Why You Shouldn’t Drink Too Much Water

symptoms of drinking too much water

Is It Possible To Consume Too Much Water?

Have you ever wondered about the pros and cons of drinking water?

Did you know that you can overdoes on H2O?

There’s so much marketing behind drinking refreshing and so-called rejuvenating beverages that rehydrating can be more of a fad than a healthy practice. Sometimes, this is the culprit to excessive drinking. This excessiveness is even for fluids we see as beneficial to the body.

The health consciousness many practice also plays a role in drinking more and more on a daily basis.

So What Are the Cons to Drinking Too Much?

If you drink too much fluids, especially in one setting, that drinking can lead to what is known as hyponatremia. Yes, it is a medical condition, and one to be avoided. It describes a disposition when the body no longer contains the right levels of sodium. Sodium is the chemical term for salt.

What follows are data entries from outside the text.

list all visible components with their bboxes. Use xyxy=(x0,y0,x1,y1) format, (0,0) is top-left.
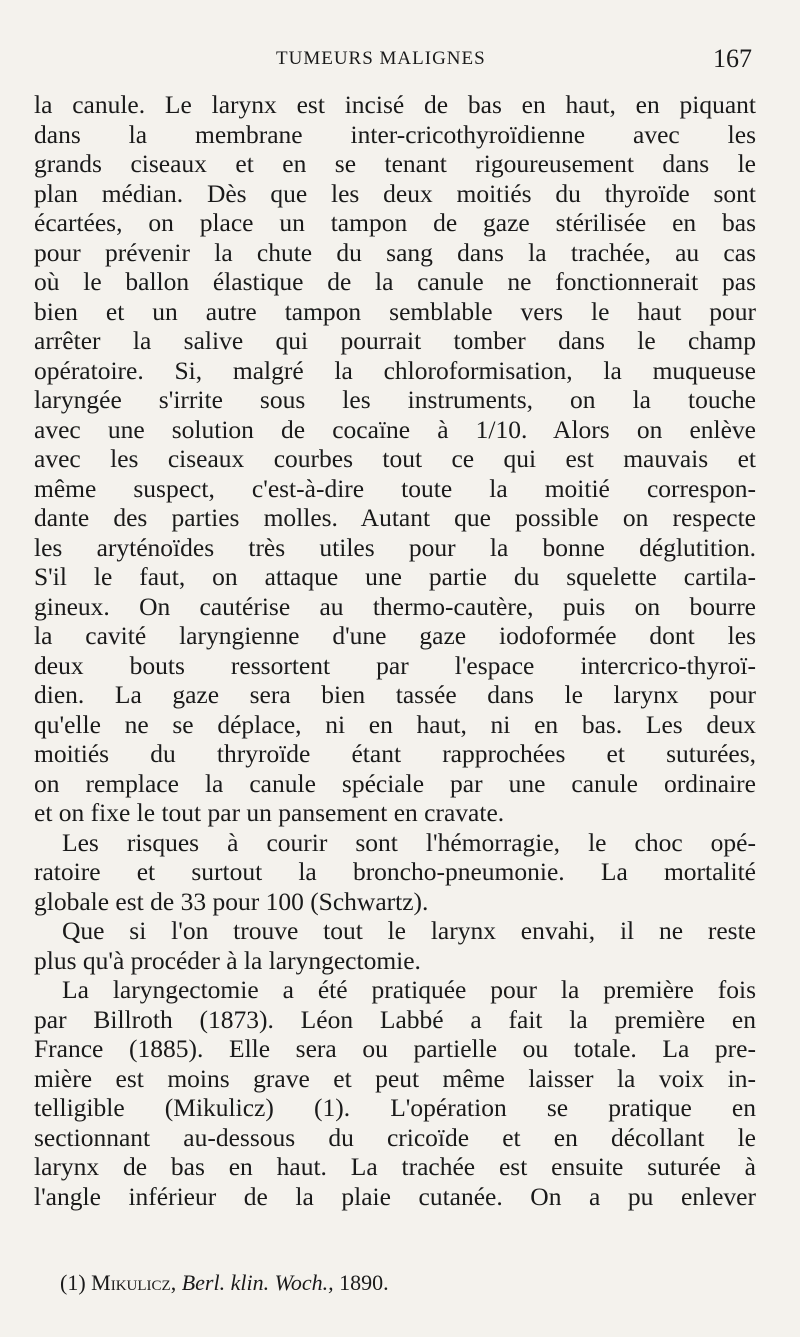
running-title: TUMEURS MALIGNES xyxy=(276,48,486,69)
text-line: dien. La gaze sera bien tassée dans le larynx pour xyxy=(34,680,756,709)
text-line: larynx de bas en haut. La trachée est ensuite suturée à xyxy=(34,1152,756,1181)
text-line: laryngée s'irrite sous les instruments, on la touche xyxy=(34,385,756,414)
text-line: mière est moins grave et peut même laisser la voix in- xyxy=(34,1063,756,1093)
text-line: arrêter la salive qui pourrait tomber dans le champ xyxy=(34,326,756,355)
page-header xyxy=(0,44,800,78)
text-line: par Billroth (1873). Léon Labbé a fait la première en xyxy=(34,1004,756,1034)
text-line: France (1885). Elle sera ou partielle ou totale. La pre- xyxy=(34,1034,756,1063)
footnote-marker: (1) xyxy=(60,1270,86,1295)
text-line: qu'elle ne se déplace, ni en haut, ni en bas. Les deux xyxy=(34,709,756,739)
text-line: Que si l'on trouve tout le larynx envahi, il ne reste xyxy=(62,916,756,945)
text-line: où le ballon élastique de la canule ne fonctionnerait pas xyxy=(34,267,756,296)
text-line: et on fixe le tout par un pansement en cravate. xyxy=(34,798,505,827)
page-number: 167 xyxy=(713,44,752,73)
text-line: même suspect, c'est-à-dire toute la moitié correspon- xyxy=(34,473,756,503)
text-line: dante des parties molles. Autant que possible on respecte xyxy=(34,503,756,532)
body-text xyxy=(34,90,756,1211)
text-line: plan médian. Dès que les deux moitiés du thyroïde sont xyxy=(34,178,756,208)
text-line: deux bouts ressortent par l'espace intercrico-thyroï- xyxy=(34,650,756,680)
text-line: ratoire et surtout la broncho-pneumonie. La mortalité xyxy=(34,857,756,886)
text-line: les aryténoïdes très utiles pour la bonne déglutition. xyxy=(34,532,756,562)
text-line: telligible (Mikulicz) (1). L'opération se pratique en xyxy=(34,1093,756,1122)
text-line: gineux. On cautérise au thermo-cautère, puis on bourre xyxy=(34,591,756,621)
text-line: dans la membrane inter-cricothyroïdienne avec les xyxy=(34,119,756,149)
text-line: la canule. Le larynx est incisé de bas en haut, en piquant xyxy=(34,90,756,119)
text-line: écartées, on place un tampon de gaze stérilisée en bas xyxy=(34,208,756,237)
text-line: plus qu'à procéder à la laryngectomie. xyxy=(34,945,421,975)
footnote xyxy=(60,1270,389,1296)
text-line: avec les ciseaux courbes tout ce qui est mauvais et xyxy=(34,444,756,473)
text-line: on remplace la canule spéciale par une canule ordinaire xyxy=(34,768,756,798)
text-line: bien et un autre tampon semblable vers le haut pour xyxy=(34,296,756,326)
footnote-journal: Berl. klin. Woch., xyxy=(181,1270,334,1295)
text-line: La laryngectomie a été pratiquée pour la première fois xyxy=(62,975,756,1004)
text-line: moitiés du thryroïde étant rapprochées et suturées, xyxy=(34,739,756,768)
text-line: la cavité laryngienne d'une gaze iodoformée dont les xyxy=(34,621,756,650)
text-line: l'angle inférieur de la plaie cutanée. On a pu enlever xyxy=(34,1181,756,1211)
text-line: S'il le faut, on attaque une partie du squelette cartila- xyxy=(34,562,756,591)
text-line: avec une solution de cocaïne à 1/10. Alors on enlève xyxy=(34,414,756,444)
footnote-year: 1890. xyxy=(339,1270,389,1295)
text-line: sectionnant au-dessous du cricoïde et en décollant le xyxy=(34,1122,756,1152)
footnote-author: Mikulicz, xyxy=(91,1270,177,1295)
text-line: pour prévenir la chute du sang dans la trachée, au cas xyxy=(34,237,756,267)
text-line: globale est de 33 pour 100 (Schwartz). xyxy=(34,886,429,916)
text-line: opératoire. Si, malgré la chloroformisation, la muqueuse xyxy=(34,355,756,385)
text-line: Les risques à courir sont l'hémorragie, le choc opé- xyxy=(62,827,756,857)
text-line: grands ciseaux et en se tenant rigoureusement dans le xyxy=(34,149,756,178)
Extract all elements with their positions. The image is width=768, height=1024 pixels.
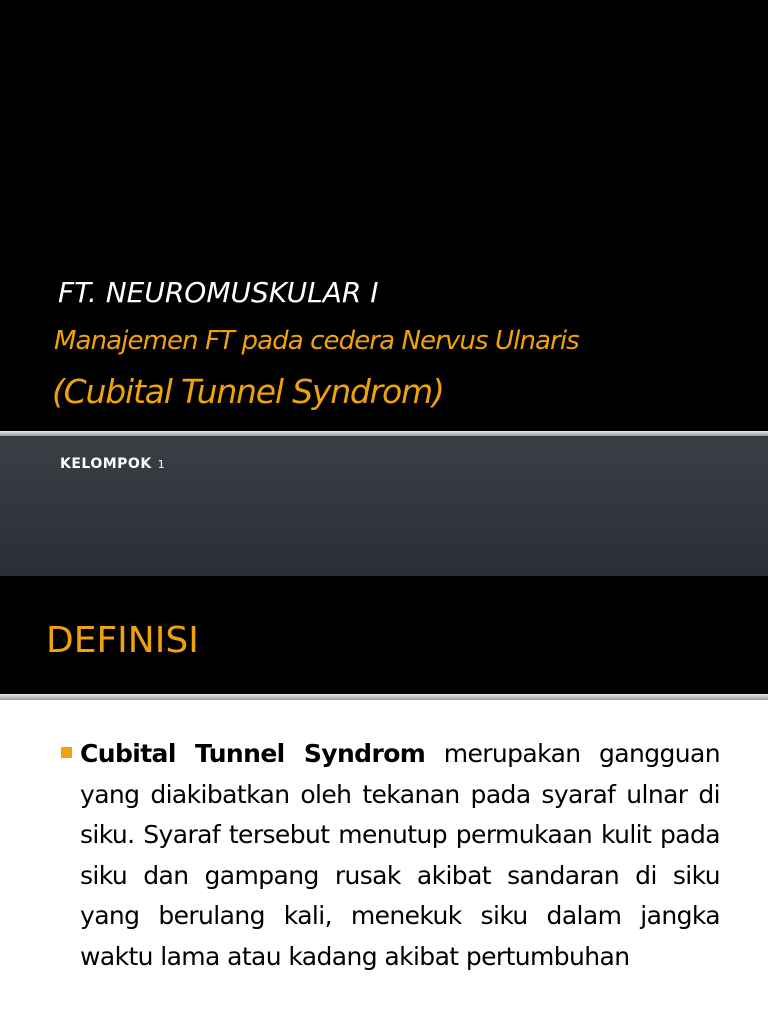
group-number: 1 [157,458,166,471]
slide-subtitle: Manajemen FT pada cedera Nervus Ulnaris [54,326,579,356]
slide-subtitle-syndrome: (Cubital Tunnel Syndrom) [52,372,444,411]
definition-term: Cubital Tunnel Syndrom [80,739,426,768]
definition-bullet [80,734,720,977]
group-label-text: KELOMPOK [60,456,152,472]
definition-header [0,576,768,696]
definition-slide [0,576,768,1024]
definition-title: DEFINISI [46,620,199,661]
square-bullet-icon [61,747,72,758]
definition-divider [0,694,768,700]
slide-title: FT. NEUROMUSKULAR I [58,276,379,309]
definition-body: merupakan gangguan yang diakibatkan oleh tekanan pada syaraf ulnar di siku. Syaraf tersebut menutup permukaan kulit pada siku dan gampang rusak akibat sandaran di siku yang berulang kali, menekuk siku dalam jangka waktu lama atau kadang akibat pertumbuhan [80,739,721,971]
group-label [60,456,165,472]
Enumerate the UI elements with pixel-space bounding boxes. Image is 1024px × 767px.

Bits of it are excreted in sweating.

When hyponatremia occurs, however, the sodium–or salt–in the body is so diluted that it has little affect on the internal human processes. It’s sodium that helps the body to balance the fluids it has. It helps to keep water in blood plasma and other fluids in your cells where they belong.

When that sodium is diluted, water and other fluids begin to flood the body in drastic ways. Cells become swollen due to the excess fluids building up in them.

This can lead to water also building up and expanding parts of the brain.

Symptoms of Hyponatremia To Consider

The result of an overbearing load of fluid, when it doesn’t leave the body, results in bloating. This is related to the expansion of cells as mentioned earlier. If you ever feel bloated, consider how much and how fast you’re drinking water.

From there, things only get worst. Nausea will be present with persistent headaches. You can experience symptoms such as organ failure, seizures or death. These are conditions to be highly concerned with. So be sure to drink water as needed and at a relatively slow pace.

What Causes Hyponatremia

This illness is not caused by drinking too much solely. Drinking too much at one time usually leads to excess urination. In those cases, the water never gets a chance to truly affect the body.

Thirst is also a bad indicator for the conditions of hyponatremia. Once water hits the tongue, the signal or desire for thirst is triggered off immediately. Once we’ve gotten our fluid source, it doesn’t really compel us further.

Drinking water helps in flushing waste, managing body temperature, avoiding constipation and enabling the body to work properly. It’s a natural drive which is why thirst is a bad indicator.

Simply put, hyponatremia occurs when hydration is increased above normal limits at the same time that other medical conditions restrain fluid from exiting the body and its tissues.

The kidneys, for example, are relatively small organs, so excessive drinking can cause water to back up. The two organs can only process up to a liter of water an hour. Anything more can lead to complications when other medical conditions exist.

How to Manage Excessive Water Intake

You first want to stop the intake of fluids as other conditions can cause it to remain in your body. By eating more salt, you’ll reverse the imbalance of internal fluids. There are also medications to help treat the symptoms, but situations of this condition are rare.

It’s often hard to see the difference between heat exhaustion and water intoxication. So be sure to contact a professional doctor if you’re unsure.